时间:2019-03-22 17:12:59

标签: r selenium web-scraping dplyr rselenium

我有这个RSelenium脚本:

library(tidyverse)
library(RSelenium) # running through docker
library(rvest)
library(httr)

remDr <- remoteDriver(port = 4445L, browserName = "chrome")
remDr$open()


remDr$navigate("https://books.google.com/")
books <- remDr$findElement(using = "css", "[name = 'q']")

books$sendKeysToElement(list("NHL teams", key = "enter"))

bookElem <- remDr$findElements(using = "xpath",
                               "//h3[@class = 'LC20lb']//parent::a")

links <- sapply(bookElem, function(bookElem){
  bookElem$getElementAttribute("href")
})

以上内容点击了Google搜索返回上的每个链接(每页10个)。单击后,我搜索的书大部分都带有预览。如果有预览,则有一个小的About this book链接可以单击,将您带到发布信息。

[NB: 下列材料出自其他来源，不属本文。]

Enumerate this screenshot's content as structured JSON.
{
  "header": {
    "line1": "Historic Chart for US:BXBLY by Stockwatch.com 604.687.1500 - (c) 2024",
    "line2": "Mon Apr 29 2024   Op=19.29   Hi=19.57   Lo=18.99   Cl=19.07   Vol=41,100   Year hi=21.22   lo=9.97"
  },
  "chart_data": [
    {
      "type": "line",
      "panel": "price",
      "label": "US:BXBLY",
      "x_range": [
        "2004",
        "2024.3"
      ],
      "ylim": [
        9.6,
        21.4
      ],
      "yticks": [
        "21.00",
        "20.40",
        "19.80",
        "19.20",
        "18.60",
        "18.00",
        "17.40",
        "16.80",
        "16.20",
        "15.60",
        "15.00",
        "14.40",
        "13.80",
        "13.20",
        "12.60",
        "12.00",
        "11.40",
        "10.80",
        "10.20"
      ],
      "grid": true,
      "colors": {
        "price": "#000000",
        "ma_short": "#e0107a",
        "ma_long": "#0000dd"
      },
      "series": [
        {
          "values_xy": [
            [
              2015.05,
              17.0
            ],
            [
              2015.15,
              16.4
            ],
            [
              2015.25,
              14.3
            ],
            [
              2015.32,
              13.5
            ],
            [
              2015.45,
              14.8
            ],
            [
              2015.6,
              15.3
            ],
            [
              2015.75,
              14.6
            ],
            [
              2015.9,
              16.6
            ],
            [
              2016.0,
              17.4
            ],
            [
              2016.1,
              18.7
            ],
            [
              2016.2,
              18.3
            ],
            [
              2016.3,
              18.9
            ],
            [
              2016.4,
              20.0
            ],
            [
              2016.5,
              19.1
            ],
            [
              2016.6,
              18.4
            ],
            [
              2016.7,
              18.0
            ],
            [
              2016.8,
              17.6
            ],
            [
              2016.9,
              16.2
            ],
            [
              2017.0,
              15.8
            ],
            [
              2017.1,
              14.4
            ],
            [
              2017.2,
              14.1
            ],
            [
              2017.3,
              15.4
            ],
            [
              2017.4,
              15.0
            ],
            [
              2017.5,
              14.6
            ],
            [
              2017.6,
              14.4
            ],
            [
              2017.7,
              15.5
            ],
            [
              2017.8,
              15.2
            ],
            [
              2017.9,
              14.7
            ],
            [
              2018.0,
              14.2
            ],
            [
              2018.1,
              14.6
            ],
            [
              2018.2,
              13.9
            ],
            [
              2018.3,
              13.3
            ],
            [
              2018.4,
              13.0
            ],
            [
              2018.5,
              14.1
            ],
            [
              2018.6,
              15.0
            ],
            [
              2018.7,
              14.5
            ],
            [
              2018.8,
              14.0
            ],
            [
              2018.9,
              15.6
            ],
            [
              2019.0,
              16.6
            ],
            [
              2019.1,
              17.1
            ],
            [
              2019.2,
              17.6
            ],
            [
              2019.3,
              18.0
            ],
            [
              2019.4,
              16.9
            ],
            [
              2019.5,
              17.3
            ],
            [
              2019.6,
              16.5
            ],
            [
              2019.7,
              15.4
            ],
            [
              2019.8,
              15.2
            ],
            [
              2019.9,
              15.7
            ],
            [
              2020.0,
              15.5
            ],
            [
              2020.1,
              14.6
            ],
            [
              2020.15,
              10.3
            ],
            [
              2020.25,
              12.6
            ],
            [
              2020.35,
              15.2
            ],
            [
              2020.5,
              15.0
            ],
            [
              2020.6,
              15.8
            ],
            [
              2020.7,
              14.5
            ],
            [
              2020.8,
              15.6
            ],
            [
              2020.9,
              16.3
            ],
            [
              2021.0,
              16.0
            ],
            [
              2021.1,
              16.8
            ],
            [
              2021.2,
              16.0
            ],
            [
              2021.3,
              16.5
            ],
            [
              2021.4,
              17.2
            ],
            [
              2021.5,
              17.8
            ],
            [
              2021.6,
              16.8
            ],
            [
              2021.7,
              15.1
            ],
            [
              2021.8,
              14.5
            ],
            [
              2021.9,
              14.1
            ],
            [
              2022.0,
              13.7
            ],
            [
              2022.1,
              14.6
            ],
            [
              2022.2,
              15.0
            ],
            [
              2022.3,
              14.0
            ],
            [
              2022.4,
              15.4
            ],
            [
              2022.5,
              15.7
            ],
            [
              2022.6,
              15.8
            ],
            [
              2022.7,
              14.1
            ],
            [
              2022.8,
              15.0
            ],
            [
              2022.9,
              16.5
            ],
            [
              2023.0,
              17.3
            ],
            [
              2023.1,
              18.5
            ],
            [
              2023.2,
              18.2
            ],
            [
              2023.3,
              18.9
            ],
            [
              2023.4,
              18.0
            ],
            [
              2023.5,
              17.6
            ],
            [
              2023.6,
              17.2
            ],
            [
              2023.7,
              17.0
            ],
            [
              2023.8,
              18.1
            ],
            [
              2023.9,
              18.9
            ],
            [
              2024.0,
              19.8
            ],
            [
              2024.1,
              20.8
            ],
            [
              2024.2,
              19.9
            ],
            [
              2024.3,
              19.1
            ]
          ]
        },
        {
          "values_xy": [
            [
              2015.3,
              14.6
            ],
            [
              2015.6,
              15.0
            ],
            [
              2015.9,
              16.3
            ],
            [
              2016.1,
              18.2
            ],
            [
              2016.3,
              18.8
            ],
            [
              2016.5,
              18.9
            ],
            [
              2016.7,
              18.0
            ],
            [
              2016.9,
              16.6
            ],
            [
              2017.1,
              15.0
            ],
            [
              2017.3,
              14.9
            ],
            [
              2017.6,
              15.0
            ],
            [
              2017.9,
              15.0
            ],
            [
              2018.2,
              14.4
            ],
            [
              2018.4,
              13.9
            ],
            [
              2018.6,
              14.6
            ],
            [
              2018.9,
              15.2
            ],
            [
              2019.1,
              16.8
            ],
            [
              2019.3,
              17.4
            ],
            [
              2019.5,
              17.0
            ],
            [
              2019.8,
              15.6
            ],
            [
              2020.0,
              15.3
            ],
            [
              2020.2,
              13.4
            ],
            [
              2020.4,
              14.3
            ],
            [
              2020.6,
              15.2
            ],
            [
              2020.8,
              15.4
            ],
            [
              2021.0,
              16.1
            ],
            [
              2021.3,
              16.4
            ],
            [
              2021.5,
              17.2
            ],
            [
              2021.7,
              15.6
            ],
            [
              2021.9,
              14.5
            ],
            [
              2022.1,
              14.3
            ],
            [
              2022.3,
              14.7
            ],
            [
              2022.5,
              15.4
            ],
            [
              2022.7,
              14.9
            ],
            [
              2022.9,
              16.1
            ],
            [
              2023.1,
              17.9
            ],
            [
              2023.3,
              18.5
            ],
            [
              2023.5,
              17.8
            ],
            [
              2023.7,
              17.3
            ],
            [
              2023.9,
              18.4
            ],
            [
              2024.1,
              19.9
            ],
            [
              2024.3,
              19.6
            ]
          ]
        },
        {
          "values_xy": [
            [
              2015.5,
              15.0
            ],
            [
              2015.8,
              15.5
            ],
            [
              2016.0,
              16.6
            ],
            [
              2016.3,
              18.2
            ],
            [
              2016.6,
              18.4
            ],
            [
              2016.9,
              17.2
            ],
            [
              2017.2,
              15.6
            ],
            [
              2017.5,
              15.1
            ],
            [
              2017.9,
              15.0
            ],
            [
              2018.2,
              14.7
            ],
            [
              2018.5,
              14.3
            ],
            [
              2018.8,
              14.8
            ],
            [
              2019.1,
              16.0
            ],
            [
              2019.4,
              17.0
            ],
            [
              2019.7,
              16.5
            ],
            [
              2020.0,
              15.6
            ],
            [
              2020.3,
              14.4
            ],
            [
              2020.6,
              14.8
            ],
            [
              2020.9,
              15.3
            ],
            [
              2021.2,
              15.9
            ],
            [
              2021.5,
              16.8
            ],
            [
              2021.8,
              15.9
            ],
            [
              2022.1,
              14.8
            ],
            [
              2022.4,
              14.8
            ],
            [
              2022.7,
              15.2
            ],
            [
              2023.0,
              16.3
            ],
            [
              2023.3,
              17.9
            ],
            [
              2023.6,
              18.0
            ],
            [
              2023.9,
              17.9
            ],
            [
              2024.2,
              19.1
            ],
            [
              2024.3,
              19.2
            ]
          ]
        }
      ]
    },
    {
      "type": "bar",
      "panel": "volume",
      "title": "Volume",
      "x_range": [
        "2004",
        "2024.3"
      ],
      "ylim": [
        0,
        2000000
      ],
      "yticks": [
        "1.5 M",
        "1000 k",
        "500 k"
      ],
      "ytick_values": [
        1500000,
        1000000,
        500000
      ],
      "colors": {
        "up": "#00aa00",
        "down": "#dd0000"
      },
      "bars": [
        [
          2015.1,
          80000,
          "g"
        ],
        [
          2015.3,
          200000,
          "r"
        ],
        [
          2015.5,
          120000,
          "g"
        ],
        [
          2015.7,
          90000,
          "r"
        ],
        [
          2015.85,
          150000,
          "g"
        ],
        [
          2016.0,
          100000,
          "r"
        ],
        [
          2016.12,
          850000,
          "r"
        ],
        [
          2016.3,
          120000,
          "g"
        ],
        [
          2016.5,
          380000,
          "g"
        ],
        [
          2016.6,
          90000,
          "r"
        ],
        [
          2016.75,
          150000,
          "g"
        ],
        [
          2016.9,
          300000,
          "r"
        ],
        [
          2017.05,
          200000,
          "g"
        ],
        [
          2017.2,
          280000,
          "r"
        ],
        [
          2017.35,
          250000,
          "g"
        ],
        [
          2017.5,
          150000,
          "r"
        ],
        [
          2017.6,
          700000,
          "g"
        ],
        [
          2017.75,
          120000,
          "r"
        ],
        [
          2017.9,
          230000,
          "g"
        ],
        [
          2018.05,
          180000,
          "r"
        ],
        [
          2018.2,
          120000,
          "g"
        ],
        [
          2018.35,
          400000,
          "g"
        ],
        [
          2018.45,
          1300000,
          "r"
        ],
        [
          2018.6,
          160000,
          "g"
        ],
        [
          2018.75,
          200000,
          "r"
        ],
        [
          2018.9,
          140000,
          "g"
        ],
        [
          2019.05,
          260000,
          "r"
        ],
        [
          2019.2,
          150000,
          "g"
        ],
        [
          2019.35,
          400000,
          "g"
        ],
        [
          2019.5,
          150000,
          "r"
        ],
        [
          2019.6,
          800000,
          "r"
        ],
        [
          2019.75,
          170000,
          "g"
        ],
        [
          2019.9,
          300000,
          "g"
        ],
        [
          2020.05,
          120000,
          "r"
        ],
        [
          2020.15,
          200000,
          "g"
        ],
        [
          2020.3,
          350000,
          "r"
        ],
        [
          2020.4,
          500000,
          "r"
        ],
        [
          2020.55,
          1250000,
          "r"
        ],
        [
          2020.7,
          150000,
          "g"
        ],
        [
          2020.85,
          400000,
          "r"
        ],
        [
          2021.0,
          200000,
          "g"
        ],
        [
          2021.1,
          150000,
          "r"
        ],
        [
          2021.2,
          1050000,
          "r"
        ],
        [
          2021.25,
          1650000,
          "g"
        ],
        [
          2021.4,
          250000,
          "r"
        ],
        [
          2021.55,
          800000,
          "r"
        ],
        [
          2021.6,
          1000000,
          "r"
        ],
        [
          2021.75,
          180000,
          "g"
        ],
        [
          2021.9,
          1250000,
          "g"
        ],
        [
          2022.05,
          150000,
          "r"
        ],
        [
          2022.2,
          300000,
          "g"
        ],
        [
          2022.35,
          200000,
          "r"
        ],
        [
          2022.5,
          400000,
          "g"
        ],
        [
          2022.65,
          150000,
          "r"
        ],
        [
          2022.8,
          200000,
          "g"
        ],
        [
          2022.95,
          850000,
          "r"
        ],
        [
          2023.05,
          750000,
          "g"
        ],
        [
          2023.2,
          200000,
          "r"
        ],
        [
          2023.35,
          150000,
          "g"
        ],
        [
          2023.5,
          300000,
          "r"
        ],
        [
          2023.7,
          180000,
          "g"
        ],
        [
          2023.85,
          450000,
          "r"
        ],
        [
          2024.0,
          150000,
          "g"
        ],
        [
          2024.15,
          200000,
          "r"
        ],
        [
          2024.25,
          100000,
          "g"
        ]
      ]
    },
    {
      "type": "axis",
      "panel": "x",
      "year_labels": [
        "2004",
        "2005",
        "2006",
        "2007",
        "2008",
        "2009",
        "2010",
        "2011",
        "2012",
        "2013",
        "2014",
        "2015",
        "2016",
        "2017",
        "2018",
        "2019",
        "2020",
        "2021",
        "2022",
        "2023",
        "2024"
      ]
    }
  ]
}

我想单击第一个链接,然后如果有预览,请单击“关于这本书”。我有以下内容,但我只收到Error: object of type 'closure' is not subsettable错误:

for(link in links) {

  # Navigate to each link
  remDr$navigate(link)

  # If statement to get past book previews
  if (str_detect(link, "frontcover")) {

   link2 <- remDr$findElement(using = 'xpath', 
                               '//*[@id="sidebar-atblink"]//parent::a')
   link2 <- as.list(link2)
   print(class(link2))
   link2_about <- sapply(link2, function(ugh){
      ugh$getElementAttribute('href')
    })

  } else {
    print("nice going, dumbass")
  }
}

或者我尝试使用for而不是sapply循环,得到Error: $ operator is invalid for atomic vectors

for(link in links) {

  # Navigate to each link
  remDr$navigate(link)

  # If statement to get past book previews
  if (str_detect(link, "frontcover")) {

    link2 <- remDr$findElement(using = 'xpath',
       '//a[@id="sidebar-atb-link" and span[.="About this book"]]')

     for(i in length(link2)){
      i$getElementAttribute('href')
     }

    } else {
     print("dumbass")
   }
}

如何根据预览是否存在而成功单击该第二个链接?谢谢!

1 个答案:

答案 0 :(得分:1)

只需更新以下行即可。

aboutLinks <- remDr$findElements(using = 'xpath', 
                           '//a[@id="sidebar-atb-link" and span[.="About this book"]]')
links2 <- sapply(aboutLinks, function(about_link){
  about_link$getElementAttribute('href')
})